I really like Bo Naylor and Nolan Jones for Cleveland. Louis Oviedo dominated short-season A-ball as a 19-year old, but he’s no Yefri Del Rosario. Ethan Hankins is probably rated a little too low on Cleveland’s list, but I think the Royals have 3-4 pitchers I’d take over him at this point. Brayan Rocchio just burst onto the scene in 2018, and as much as I like what he did in his first professional season, he’s not yet played in A-ball. Nicky Lopez, Khalil Lee, and the Royals crop of 2018 college pitchers give the Royals a really nice touch of high floor with a flash of ceiling, and the Royals are simply deeper than Cleveland in the top 10.

Edge for the top 10: Kansas City

Comparing the pitchers:

Triston McKenzie is the best pitching prospect between the two systems, and Sam Hentges is a good arm from the left side as well, but the Royals farm system is all of a sudden loaded with arms. In fact, 14 of the Royals top 30 prospects are pitchers, according to our rankings here at Royals Farm. Only 10 of Cleveland’s top 30 prospects are pitchers according to Baseball America. The Indians have pitching prospect #1 between the two teams, but the Royals probably have #2-4 and #6-10. The depth and top-end talent feel pretty clear here, especially if the Royals were to get Elvis Luciano back from Toronto.

Edge for the pitchers: Kansas City

Comparing the position players:

This one is trickier. The Royals and Indians are actually kind of similar in the position player core, as both systems are fairly young with more ceiling than floor present. I’m going to give the Royals the edge in floor because they do a great job developing great defensive players and base runners. Almost all of the Royals top position prospects project to be plus defenders. Seuly Matias is the exception and he’s even got a cannon for an arm.

The Indians though have Nolan Jones and some really intriguing ceilings in the lower minors. They’re also a bit deeper in the position player crop overall which is the foundation of what you want your farm to be built on. Position players are far easier to predict than pitchers, and the Indians have some intriguing batters following the footsteps of Jose Ramirez and Francisco Lindor. The Royals tippy top hitting prospects make this close, and this could look a lot different after the MLB Draft in June, but for now I’ll give the nod to Cleveland based on the depth and potential ceilings of some top prospects.
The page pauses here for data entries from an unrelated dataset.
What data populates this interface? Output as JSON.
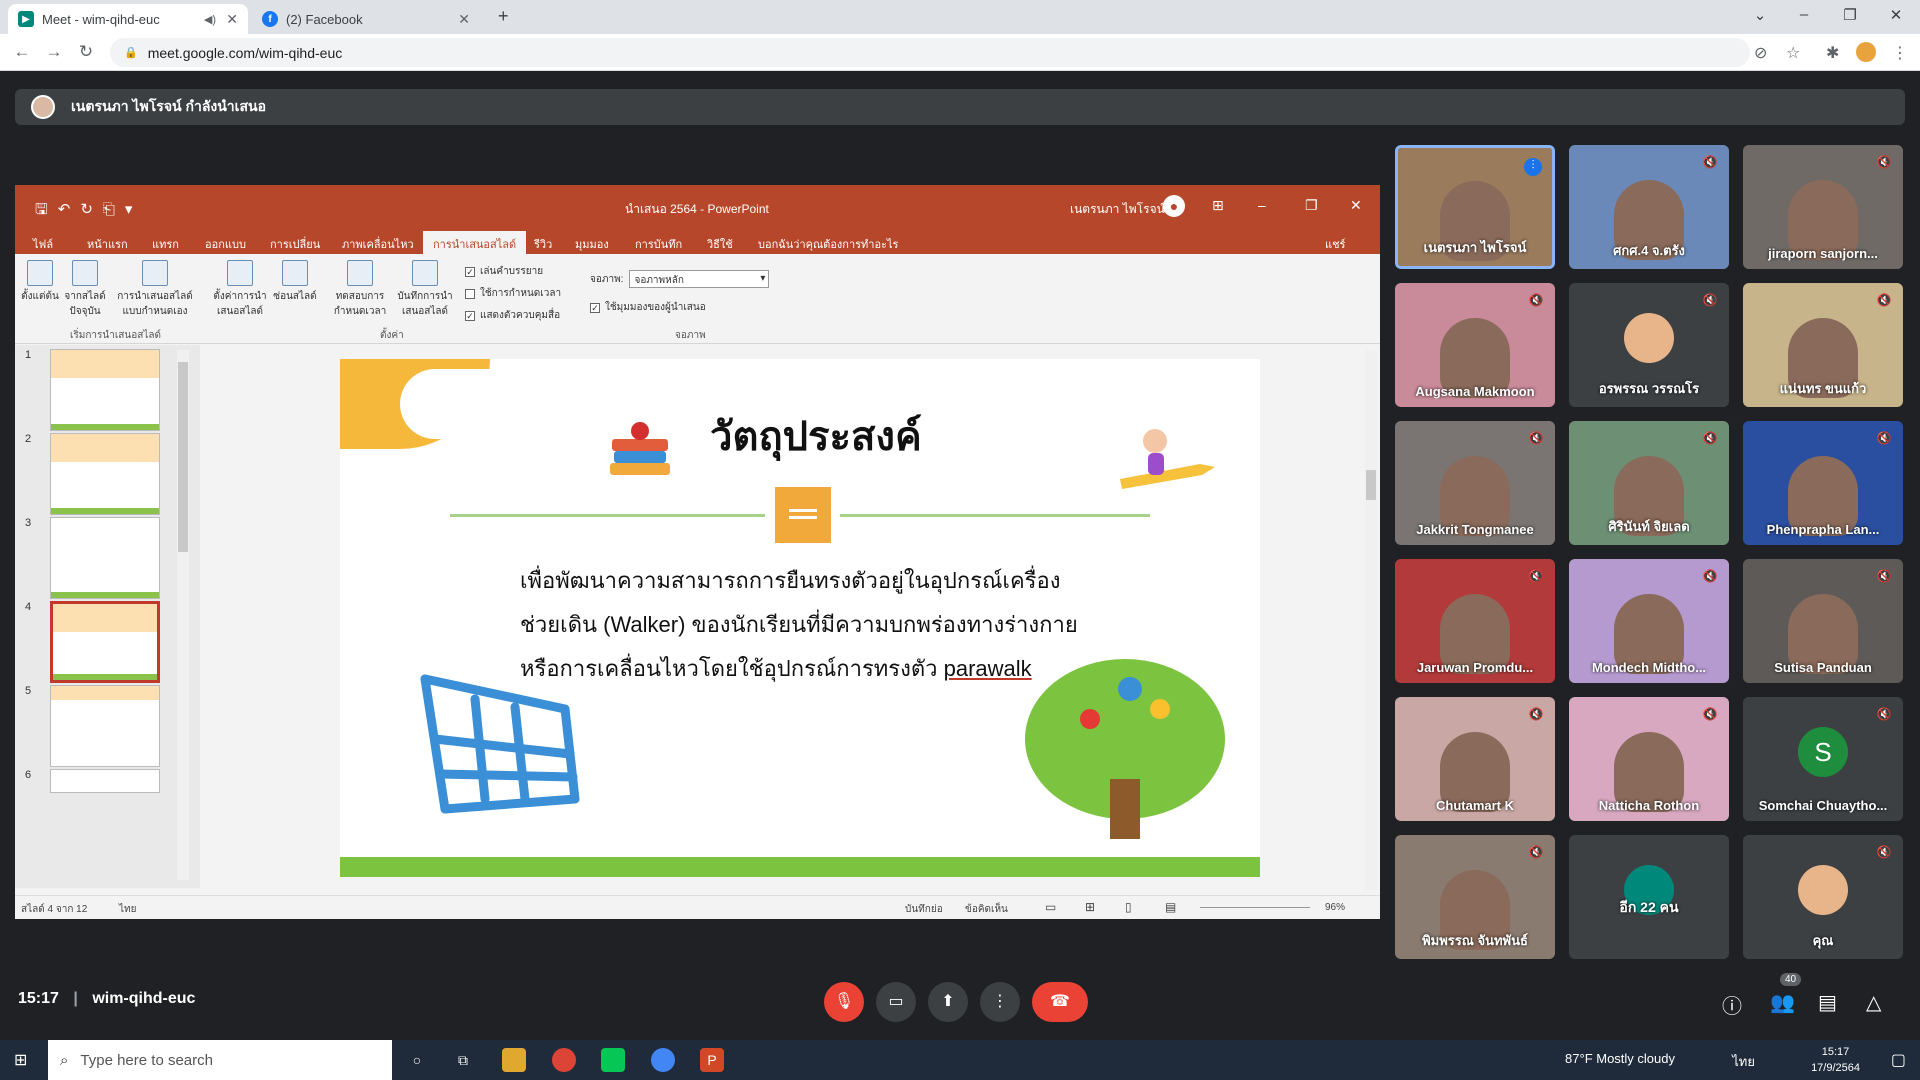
{
  "browser": {
    "tabs": [
      {
        "label": "Meet - wim-qihd-euc",
        "active": true
      },
      {
        "label": "(2) Facebook",
        "active": false
      }
    ],
    "url": "meet.google.com/wim-qihd-euc"
  },
  "presenting_banner": "เนตรนภา ไพโรจน์ กำลังนำเสนอ",
  "powerpoint": {
    "doc_title": "นำเสนอ 2564 - PowerPoint",
    "user_name": "เนตรนภา ไพโรจน์",
    "share_label": "แชร์",
    "tabs": [
      "ไฟล์",
      "หน้าแรก",
      "แทรก",
      "ออกแบบ",
      "การเปลี่ยน",
      "ภาพเคลื่อนไหว",
      "การนำเสนอสไลด์",
      "รีวิว",
      "มุมมอง",
      "การบันทึก",
      "วิธีใช้",
      "บอกฉันว่าคุณต้องการทำอะไร"
    ],
    "ribbon": {
      "b1": "ตั้งแต่ต้น",
      "b2": "จากสไลด์ปัจจุบัน",
      "b3": "การนำเสนอสไลด์แบบกำหนดเอง",
      "b4": "ตั้งค่าการนำเสนอสไลด์",
      "b5": "ซ่อนสไลด์",
      "b6": "ทดสอบการกำหนดเวลา",
      "b7": "บันทึกการนำเสนอสไลด์",
      "g1": "เริ่มการนำเสนอสไลด์",
      "g2": "ตั้งค่า",
      "g3": "จอภาพ",
      "c1": "เล่นคำบรรยาย",
      "c2": "ใช้การกำหนดเวลา",
      "c3": "แสดงตัวควบคุมสื่อ",
      "monitor_label": "จอภาพ:",
      "monitor_value": "จอภาพหลัก",
      "presenter_view": "ใช้มุมมองของผู้นำเสนอ"
    },
    "slide_numbers": [
      "1",
      "2",
      "3",
      "4",
      "5",
      "6"
    ],
    "slide": {
      "title": "วัตถุประสงค์",
      "body_1": "เพื่อพัฒนาความสามารถการยืนทรงตัวอยู่ในอุปกรณ์เครื่องช่วยเดิน (Walker) ของนักเรียนที่มีความบกพร่องทางร่างกายหรือการเคลื่อนไหวโดยใช้อุปกรณ์การทรงตัว",
      "body_ul": "parawalk"
    },
    "status": {
      "slide_pos": "สไลด์ 4 จาก 12",
      "lang": "ไทย",
      "notes": "บันทึกย่อ",
      "comments": "ข้อคิดเห็น",
      "zoom": "96%"
    }
  },
  "participants": [
    {
      "name": "เนตรนภา ไพโรจน์",
      "bg": "#9a7b5c",
      "speaking": true
    },
    {
      "name": "ศกศ.4 จ.ตรัง",
      "bg": "#6a89b8",
      "muted": true
    },
    {
      "name": "jiraporn sanjorn...",
      "bg": "#6f6a66",
      "muted": true
    },
    {
      "name": "Augsana Makmoon",
      "bg": "#c98a9a",
      "muted": true
    },
    {
      "name": "อรพรรณ วรรณโร",
      "bg": "#3c4043",
      "muted": true,
      "avatar": true
    },
    {
      "name": "แน่นทร ขนแก้ว",
      "bg": "#c8b48a",
      "muted": true
    },
    {
      "name": "Jakkrit Tongmanee",
      "bg": "#7a7572",
      "muted": true
    },
    {
      "name": "ศิรินันท์ จิยเลด",
      "bg": "#6d8f74",
      "muted": true
    },
    {
      "name": "Phenprapha Lan...",
      "bg": "#2a4fa0",
      "muted": true
    },
    {
      "name": "Jaruwan Promdu...",
      "bg": "#b23a3a",
      "muted": true
    },
    {
      "name": "Mondech Midtho...",
      "bg": "#b59ad0",
      "muted": true
    },
    {
      "name": "Sutisa Panduan",
      "bg": "#5d5a57",
      "muted": true
    },
    {
      "name": "Chutamart K",
      "bg": "#c9a7a4",
      "muted": true
    },
    {
      "name": "Natticha Rothon",
      "bg": "#d8a7c0",
      "muted": true
    },
    {
      "name": "Somchai Chuaytho...",
      "bg": "#3c4043",
      "muted": true,
      "letter": "S"
    },
    {
      "name": "พิมพรรณ จันทพันธ์",
      "bg": "#8a7b70",
      "muted": true
    },
    {
      "name": "อีก 22 คน",
      "bg": "#3c4043"
    },
    {
      "name": "คุณ",
      "bg": "#3c4043",
      "muted": true,
      "avatar": true
    }
  ],
  "meeting": {
    "time": "15:17",
    "code": "wim-qihd-euc",
    "participant_count": "40"
  },
  "taskbar": {
    "search_placeholder": "Type here to search",
    "weather": "87°F  Mostly cloudy",
    "lang": "ไทย",
    "time": "15:17",
    "date": "17/9/2564"
  },
  "icons": [
    "search-icon",
    "mic-off-icon",
    "camera-icon",
    "present-icon",
    "more-icon",
    "end-call-icon",
    "info-icon",
    "people-icon",
    "chat-icon",
    "activities-icon"
  ],
  "colors": {
    "ppt_accent": "#b7472a",
    "meet_bg": "#202124",
    "end_call": "#ea4335",
    "active_speaker_border": "#8ab4f8"
  }
}
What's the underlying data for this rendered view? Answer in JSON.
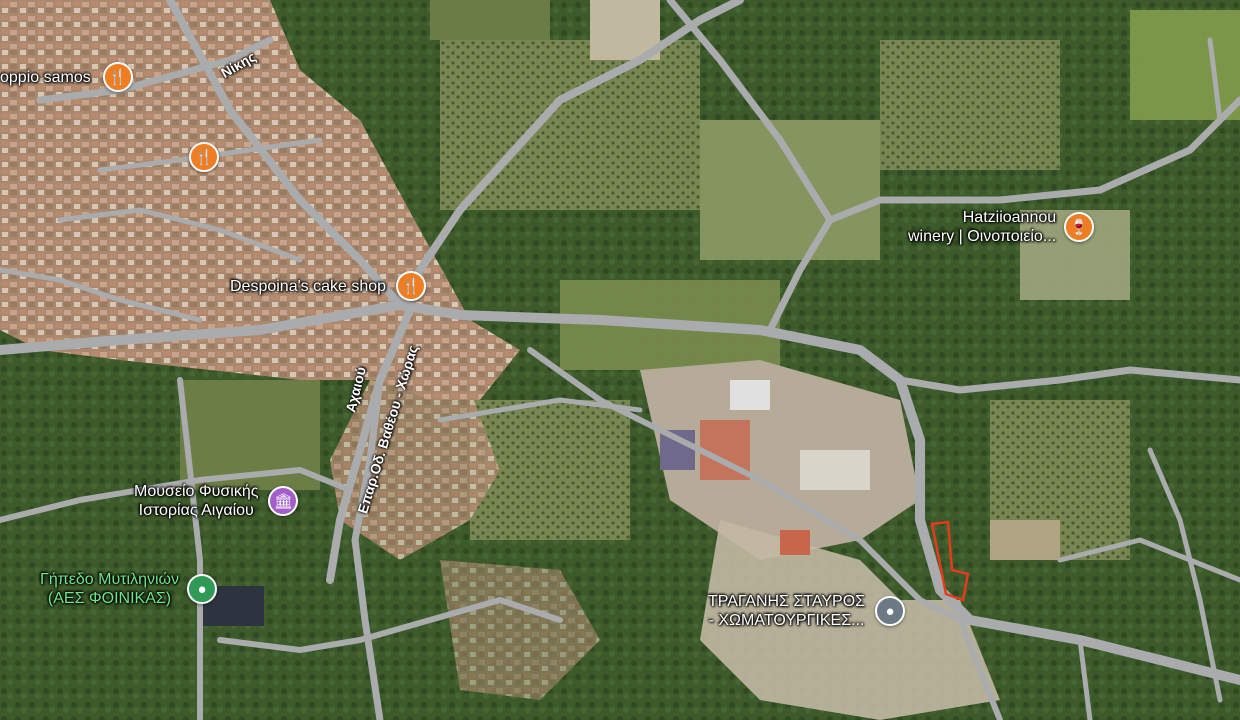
{
  "map": {
    "colors": {
      "terrain": "#4f6a3a",
      "town": "#a88970",
      "road": "#a9abad",
      "parcel_outline": "#e53a1e",
      "restaurant_pin": "#ef7d22",
      "museum_pin": "#a35ec9",
      "stadium_pin": "#2e9a55",
      "place_pin": "#6c7a86"
    },
    "pois": [
      {
        "id": "oppio",
        "label": "oppio samos",
        "icon": "fork-knife-icon"
      },
      {
        "id": "restaurant2",
        "label": "",
        "icon": "fork-knife-icon"
      },
      {
        "id": "despoina",
        "label": "Despoina's cake shop",
        "icon": "fork-knife-icon"
      },
      {
        "id": "hatzi",
        "label_line1": "Hatziioannou",
        "label_line2": "winery | Οινοποιείο...",
        "icon": "wine-glass-icon"
      },
      {
        "id": "museum",
        "label_line1": "Μουσείο Φυσικής",
        "label_line2": "Ιστορίας Αιγαίου",
        "icon": "museum-icon"
      },
      {
        "id": "stadium",
        "label_line1": "Γήπεδο Μυτιληνιών",
        "label_line2": "(ΑΕΣ ΦΟΙΝΙΚΑΣ)",
        "icon": "stadium-pin-icon"
      },
      {
        "id": "tragani",
        "label_line1": "ΤΡΑΓΑΝΗΣ ΣΤΑΥΡΟΣ",
        "label_line2": "- ΧΩΜΑΤΟΥΡΓΙΚΕΣ...",
        "icon": "place-pin-icon"
      }
    ],
    "road_labels": {
      "nikis": "Νίκης",
      "achaiou": "Αχαιού",
      "eparchiaki": "Επαρ.Οδ. Βαθέου - Χώρας"
    }
  }
}
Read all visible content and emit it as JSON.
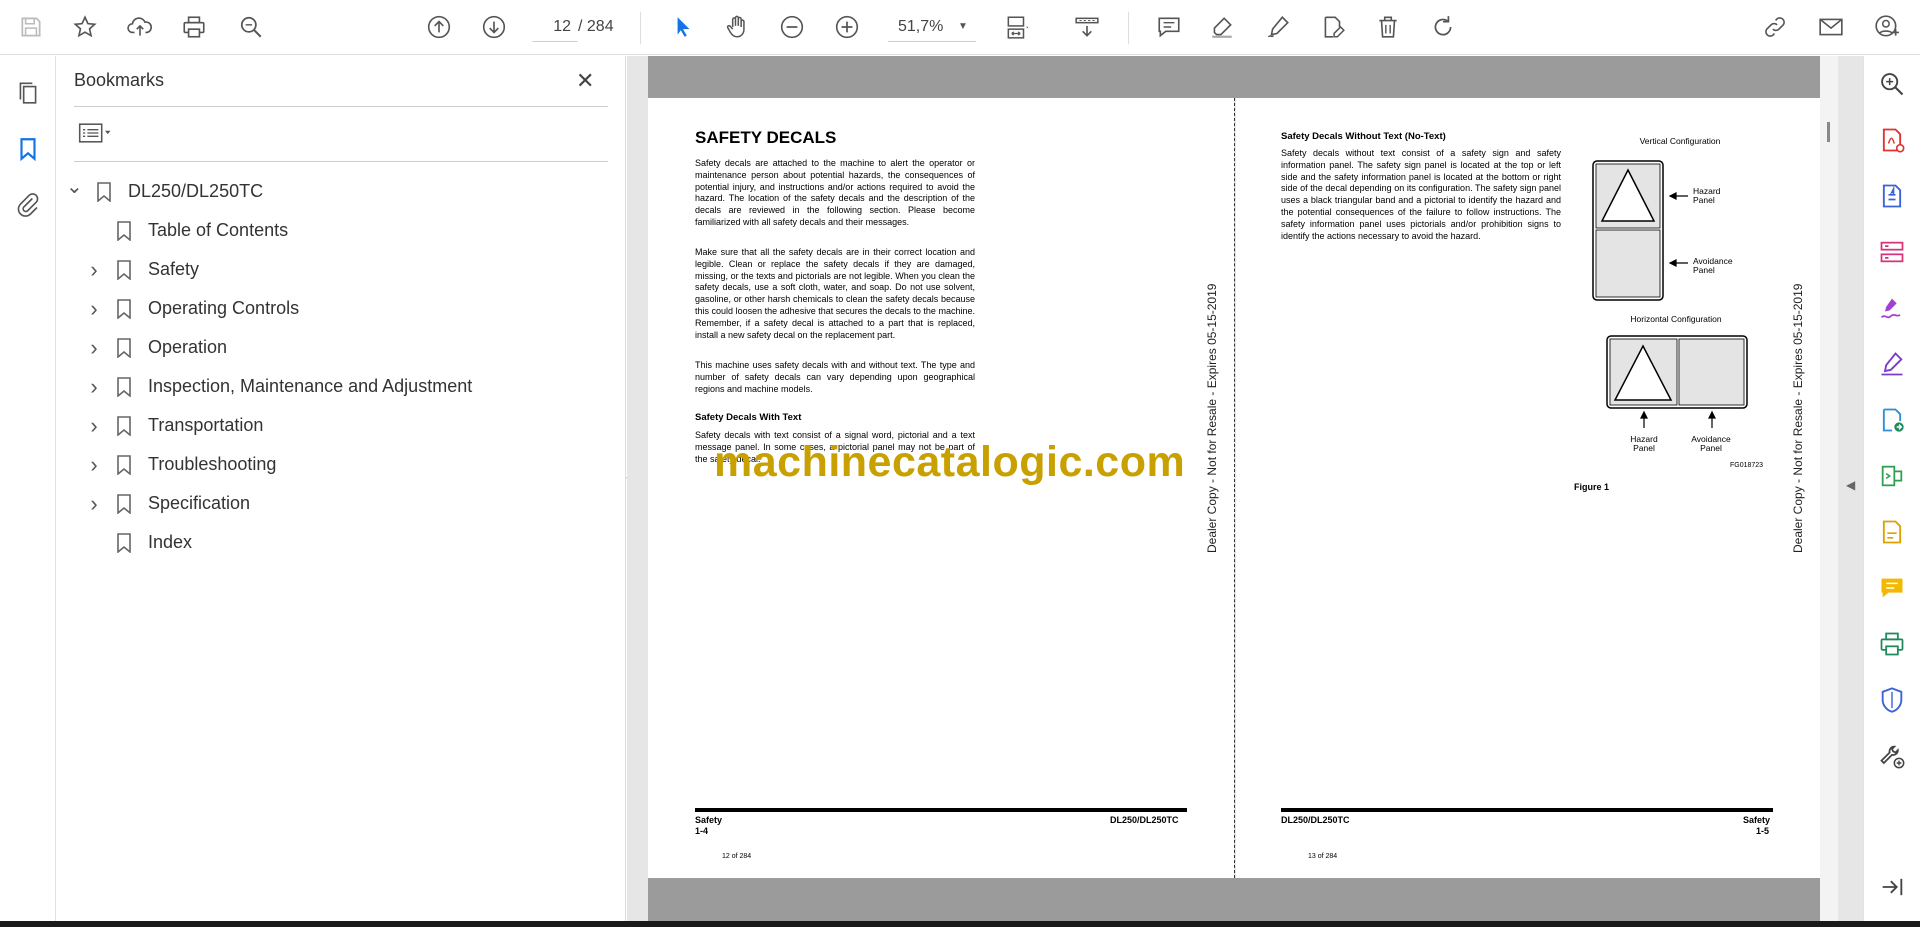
{
  "toolbar": {
    "page_current": "12",
    "page_total": "/  284",
    "zoom": "51,7%",
    "icons": [
      "save-icon",
      "star-icon",
      "upload-icon",
      "print-icon",
      "zoom-search-icon",
      "prev-page-icon",
      "next-page-icon",
      "select-arrow-icon",
      "hand-icon",
      "zoom-out-icon",
      "zoom-in-icon",
      "fit-page-icon",
      "scroll-mode-icon",
      "comment-icon",
      "highlight-icon",
      "sign-icon",
      "edit-pdf-icon",
      "delete-icon",
      "rotate-icon",
      "link-icon",
      "mail-icon",
      "account-icon"
    ]
  },
  "left_rail": {
    "icons": [
      "pages-icon",
      "bookmarks-icon",
      "attachments-icon"
    ]
  },
  "bookmarks": {
    "title": "Bookmarks",
    "close": "✕",
    "items": [
      {
        "label": "DL250/DL250TC",
        "level": 0,
        "expander": "expanded"
      },
      {
        "label": "Table of Contents",
        "level": 1,
        "expander": "none"
      },
      {
        "label": "Safety",
        "level": 1,
        "expander": "collapsed"
      },
      {
        "label": "Operating Controls",
        "level": 1,
        "expander": "collapsed"
      },
      {
        "label": "Operation",
        "level": 1,
        "expander": "collapsed"
      },
      {
        "label": "Inspection, Maintenance and Adjustment",
        "level": 1,
        "expander": "collapsed"
      },
      {
        "label": "Transportation",
        "level": 1,
        "expander": "collapsed"
      },
      {
        "label": "Troubleshooting",
        "level": 1,
        "expander": "collapsed"
      },
      {
        "label": "Specification",
        "level": 1,
        "expander": "collapsed"
      },
      {
        "label": "Index",
        "level": 1,
        "expander": "none"
      }
    ]
  },
  "document": {
    "left_page": {
      "heading": "SAFETY DECALS",
      "para1": "Safety decals are attached to the machine to alert the operator or maintenance person about potential hazards, the consequences of potential injury, and instructions and/or actions required to avoid the hazard. The location of the safety decals and the description of the decals are reviewed in the following section. Please become familiarized with all safety decals and their messages.",
      "para2": "Make sure that all the safety decals are in their correct location and legible. Clean or replace the safety decals if they are damaged, missing, or the texts and pictorials are not legible. When you clean the safety decals, use a soft cloth, water, and soap. Do not use solvent, gasoline, or other harsh chemicals to clean the safety decals because this could loosen the adhesive that secures the decals to the machine. Remember, if a safety decal is attached to a part that is replaced, install a new safety decal on the replacement part.",
      "para3": "This machine uses safety decals with and without text. The type and number of safety decals can vary depending upon geographical regions and machine models.",
      "sub1": "Safety Decals With Text",
      "para4": "Safety decals with text consist of a signal word, pictorial and a text message panel. In some cases, a pictorial panel may not be part of the safety decal.",
      "footer_left": "Safety",
      "footer_left_num": "1-4",
      "footer_right": "DL250/DL250TC",
      "page_num": "12 of 284"
    },
    "right_page": {
      "sub1": "Safety Decals Without Text (No-Text)",
      "para1": "Safety decals without text consist of a safety sign and safety information panel. The safety sign panel is located at the top or left side and the safety information panel is located at the bottom or right side of the decal depending on its configuration. The safety sign panel uses a black triangular band and a pictorial to identify the hazard and the potential consequences of the failure to follow instructions. The safety information panel uses pictorials and/or prohibition signs to identify the actions necessary to avoid the hazard.",
      "vertical_config": "Vertical Configuration",
      "horizontal_config": "Horizontal Configuration",
      "hazard_panel": "Hazard Panel",
      "avoidance_panel": "Avoidance Panel",
      "fig_code": "FG018723",
      "figure": "Figure 1",
      "footer_left": "DL250/DL250TC",
      "footer_right": "Safety",
      "footer_right_num": "1-5",
      "page_num": "13 of 284"
    },
    "side_stamp": "Dealer Copy - Not for Resale - Expires 05-15-2019",
    "watermark": "machinecatalogic.com"
  },
  "right_rail": {
    "icons": [
      "zoom-tool-icon",
      "export-pdf-icon",
      "create-pdf-icon",
      "organize-pages-icon",
      "fill-sign-icon",
      "request-signature-icon",
      "convert-icon",
      "compress-icon",
      "edit-icon",
      "comment-tool-icon",
      "print-production-icon",
      "protect-icon",
      "more-tools-icon",
      "expand-icon"
    ]
  },
  "colors": {
    "accent_blue": "#1473e6",
    "watermark": "#c8a000"
  }
}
Edge for position players: Cleveland

Baseball America had Cleveland’s system ranked 16th in baseball and Kansas City 27th. I’m here to tell you that that is a joke. Call me a homer or what ever else you want, I really don’t care. Pitcher heavy be damned, the Royals don’t have the 4th worst farm system in baseball. Only time can prove me right, but once the Royals add the #2 and #42 picks in this year’s draft to the system, they’ll be really close to the top 12-13 systems in baseball in my opinion.

I gave Kansas City the edge over Cleveland in the top 3 comparison, the top 10 comparison, and in the pitcher comparison, but it was close in all 3. I think the Royals have a better farm system than Cleveland, but it’s close. Taking vague looks at all 30 farm systems, I’d currently have the Royals somewhere between 19-15 and Cleveland in the same range, just behind KC. With the recent injury news to Triston McKenzie in Indians camp, the Royals are closing the gap at the top of the lists and I think the Royals are certainly deeper overall when it comes to known commodities. I really like Cleveland’s system, and I think there’s some helium there that could propel them into the top 15 if their young guys play well this year, but I’m too high on this Royals group to put Cleveland ahead of them right now.